String current and voltage measured during a partially cloudy day

Study of shadows

In addition to the overhead wires of the three-phase MV line, near objects and structures draw visible shades on the PV field. Near shading on one or more strings analyzed in this work are caused by:

  • the pole of the MV line within the PV field;

  • the front row array;

  • the metallic fence and poles for CCTV cameras and lighting system, on the perimeter of the PV field;

  • the building just across the border of the PV field.
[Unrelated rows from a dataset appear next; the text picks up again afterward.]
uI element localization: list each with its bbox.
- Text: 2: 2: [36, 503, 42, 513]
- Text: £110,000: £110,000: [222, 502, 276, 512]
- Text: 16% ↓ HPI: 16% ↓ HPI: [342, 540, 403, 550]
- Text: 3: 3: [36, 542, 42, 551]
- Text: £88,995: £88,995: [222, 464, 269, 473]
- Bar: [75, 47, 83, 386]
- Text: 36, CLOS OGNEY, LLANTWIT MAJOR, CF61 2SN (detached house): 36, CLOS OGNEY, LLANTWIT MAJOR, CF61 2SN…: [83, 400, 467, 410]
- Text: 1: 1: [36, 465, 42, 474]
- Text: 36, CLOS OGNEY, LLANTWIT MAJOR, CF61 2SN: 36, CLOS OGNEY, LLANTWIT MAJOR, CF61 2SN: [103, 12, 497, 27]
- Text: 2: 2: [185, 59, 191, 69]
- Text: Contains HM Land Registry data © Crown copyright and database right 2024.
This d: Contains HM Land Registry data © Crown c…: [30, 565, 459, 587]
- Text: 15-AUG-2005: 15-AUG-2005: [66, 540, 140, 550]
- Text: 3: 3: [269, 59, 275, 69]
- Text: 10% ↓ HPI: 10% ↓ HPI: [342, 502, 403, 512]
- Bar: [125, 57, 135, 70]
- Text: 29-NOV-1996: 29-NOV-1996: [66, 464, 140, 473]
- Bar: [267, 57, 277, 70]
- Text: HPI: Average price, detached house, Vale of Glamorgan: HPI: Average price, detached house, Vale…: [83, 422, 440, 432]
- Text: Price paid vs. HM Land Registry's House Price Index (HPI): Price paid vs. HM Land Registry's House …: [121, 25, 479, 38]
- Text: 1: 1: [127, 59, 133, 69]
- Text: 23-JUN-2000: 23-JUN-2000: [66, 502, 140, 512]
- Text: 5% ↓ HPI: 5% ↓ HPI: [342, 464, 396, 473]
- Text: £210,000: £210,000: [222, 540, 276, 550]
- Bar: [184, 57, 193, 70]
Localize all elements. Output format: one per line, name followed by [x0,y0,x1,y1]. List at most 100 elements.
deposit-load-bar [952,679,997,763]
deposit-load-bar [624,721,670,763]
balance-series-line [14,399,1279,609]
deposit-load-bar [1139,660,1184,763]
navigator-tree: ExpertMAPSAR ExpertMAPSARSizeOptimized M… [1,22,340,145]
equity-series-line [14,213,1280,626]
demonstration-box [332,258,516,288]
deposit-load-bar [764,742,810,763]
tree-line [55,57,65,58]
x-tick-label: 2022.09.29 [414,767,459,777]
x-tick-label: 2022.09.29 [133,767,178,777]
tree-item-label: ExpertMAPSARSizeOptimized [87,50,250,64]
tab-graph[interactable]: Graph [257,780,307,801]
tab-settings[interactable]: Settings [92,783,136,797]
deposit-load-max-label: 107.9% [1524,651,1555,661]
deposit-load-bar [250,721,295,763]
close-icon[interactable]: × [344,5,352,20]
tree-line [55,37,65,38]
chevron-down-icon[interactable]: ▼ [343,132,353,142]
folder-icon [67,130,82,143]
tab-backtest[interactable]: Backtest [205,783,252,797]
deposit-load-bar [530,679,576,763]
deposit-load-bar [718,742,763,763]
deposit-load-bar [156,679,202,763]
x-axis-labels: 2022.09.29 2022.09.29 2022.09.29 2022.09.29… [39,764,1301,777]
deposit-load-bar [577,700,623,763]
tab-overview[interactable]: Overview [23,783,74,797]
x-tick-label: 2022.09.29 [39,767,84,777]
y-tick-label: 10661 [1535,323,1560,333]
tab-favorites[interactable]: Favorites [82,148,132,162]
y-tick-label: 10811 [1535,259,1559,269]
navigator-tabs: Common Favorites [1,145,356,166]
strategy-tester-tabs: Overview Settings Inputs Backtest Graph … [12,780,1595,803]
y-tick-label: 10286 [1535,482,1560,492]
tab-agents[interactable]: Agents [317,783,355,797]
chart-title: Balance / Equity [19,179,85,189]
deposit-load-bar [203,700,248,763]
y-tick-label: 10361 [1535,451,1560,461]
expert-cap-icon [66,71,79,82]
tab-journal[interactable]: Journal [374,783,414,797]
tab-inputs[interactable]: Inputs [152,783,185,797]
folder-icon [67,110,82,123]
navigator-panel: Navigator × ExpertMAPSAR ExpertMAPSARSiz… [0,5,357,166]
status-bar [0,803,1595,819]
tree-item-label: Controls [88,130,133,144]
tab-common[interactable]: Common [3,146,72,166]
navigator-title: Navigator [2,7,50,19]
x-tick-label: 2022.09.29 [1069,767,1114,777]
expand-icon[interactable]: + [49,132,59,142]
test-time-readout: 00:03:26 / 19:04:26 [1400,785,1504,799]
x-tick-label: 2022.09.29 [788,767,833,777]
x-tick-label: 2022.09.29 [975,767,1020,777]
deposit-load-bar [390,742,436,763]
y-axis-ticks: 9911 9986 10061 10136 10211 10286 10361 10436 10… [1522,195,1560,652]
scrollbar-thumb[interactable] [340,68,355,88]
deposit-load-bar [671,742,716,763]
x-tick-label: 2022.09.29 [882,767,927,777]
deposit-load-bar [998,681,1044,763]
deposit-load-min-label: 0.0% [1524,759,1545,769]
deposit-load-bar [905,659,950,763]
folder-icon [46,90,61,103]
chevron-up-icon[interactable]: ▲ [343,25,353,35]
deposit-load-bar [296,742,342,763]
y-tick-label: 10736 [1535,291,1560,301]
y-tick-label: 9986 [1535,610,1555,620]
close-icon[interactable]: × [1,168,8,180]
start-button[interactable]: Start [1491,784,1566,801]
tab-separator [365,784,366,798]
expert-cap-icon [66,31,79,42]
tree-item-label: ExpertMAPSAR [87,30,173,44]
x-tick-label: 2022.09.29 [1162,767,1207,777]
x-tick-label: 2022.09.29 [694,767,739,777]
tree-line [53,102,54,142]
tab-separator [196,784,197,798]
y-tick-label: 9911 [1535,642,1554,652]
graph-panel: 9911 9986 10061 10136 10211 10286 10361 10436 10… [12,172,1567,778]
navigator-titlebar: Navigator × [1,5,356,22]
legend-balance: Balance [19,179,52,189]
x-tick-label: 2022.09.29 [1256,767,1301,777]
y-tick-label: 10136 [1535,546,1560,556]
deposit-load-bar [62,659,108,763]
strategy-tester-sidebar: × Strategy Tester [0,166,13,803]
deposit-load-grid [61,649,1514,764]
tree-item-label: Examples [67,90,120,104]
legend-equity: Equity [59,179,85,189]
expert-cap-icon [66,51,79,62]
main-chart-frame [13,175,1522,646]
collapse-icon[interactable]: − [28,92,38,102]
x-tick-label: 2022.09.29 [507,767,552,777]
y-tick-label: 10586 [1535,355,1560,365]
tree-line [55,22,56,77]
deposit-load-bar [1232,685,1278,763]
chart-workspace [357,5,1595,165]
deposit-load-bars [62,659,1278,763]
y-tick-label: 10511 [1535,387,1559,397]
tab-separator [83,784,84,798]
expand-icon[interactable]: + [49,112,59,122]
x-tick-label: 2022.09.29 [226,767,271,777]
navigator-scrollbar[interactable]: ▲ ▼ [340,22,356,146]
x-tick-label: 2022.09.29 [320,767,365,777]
Vicinity shading changes with month and time of the day, and it has an effect on the PV strings here analyzed only in the winter months. Figure 19 shows the currents and the voltage of the PV strings in a sunny winter day (January 28). Early in the morning, the front row shadowing and the vicinity shadow caused by the pole of the MV line within the PV field affects all the strings from #1 to #7. From dawn to hour 9:15 only string #8, at the east side of the array, is always unshaded. The morning front row shadowing ends completely at 9:45 h. The shadow of the MV line pole within the PV field causes a reduction in the current produced by string #3 until 10:30 h and by string #4 from 10:15 to 12:00 h. In the afternoon, the shading produced by a pole near the string #1 causes the string current reduction about half an hour before the afternoon front row shadowing, at about 15:30 h. From 15:30 to 16:30 h only string #1 and string #2, at the west side of the array, are unshaded. Figure 20 shows the currents and the voltage of the PV strings in a sunny spring day (April 21). There is no partial shading caused by nearby objects or structures.

Fig. 19
figure 19

String currents and voltage measured on January 28, 2015

Fig. 20
figure 20

String currents and voltage measured on April 21, 2015

Vicinity shadings and the shading caused by the wires crossing the PV field give rise to different effects. Vicinity shadings have a direct impact on the string current, while the shading caused by the overhead wires does not lead to a significant reduction in the photo-generated current. Moreover, nearby shadings occur only in the winter months, while the shading caused by the overhead wires occurs all over the year.

Conclusions

The experimental analysis conducted within the SolarTechLab demonstrated the conditions for hot spot phenomenon occurring during the normal operation of the PV modules under shading due to overhead line wires with a path crossing the PV field.

The tests results reveal a small reduction of MPP for the shaded module compared with the MPP of PV module without shading, for the same temperature and under uniform irradiation. During the measurement of the IV curves, a small temperature increase was registered only for the shaded cells. In addition, the results of energy tests did not reveal a significant reduction of generated energy, within the same observation period, of the shaded PV modules compared with the ones without shading.

Furthermore, the string currents and voltages in a real PV plant affected by shading due to an overhead power line were monitored and recorded for a period of 2 years. Also in this case no evidence in power reduction was recorded.

Further developments of the conducted analysis focus on various connection configurations of the PV modules and the validation, with thermal models developed for PV modules, of the temperature reached by the cells affected by the hot spot phenomenon.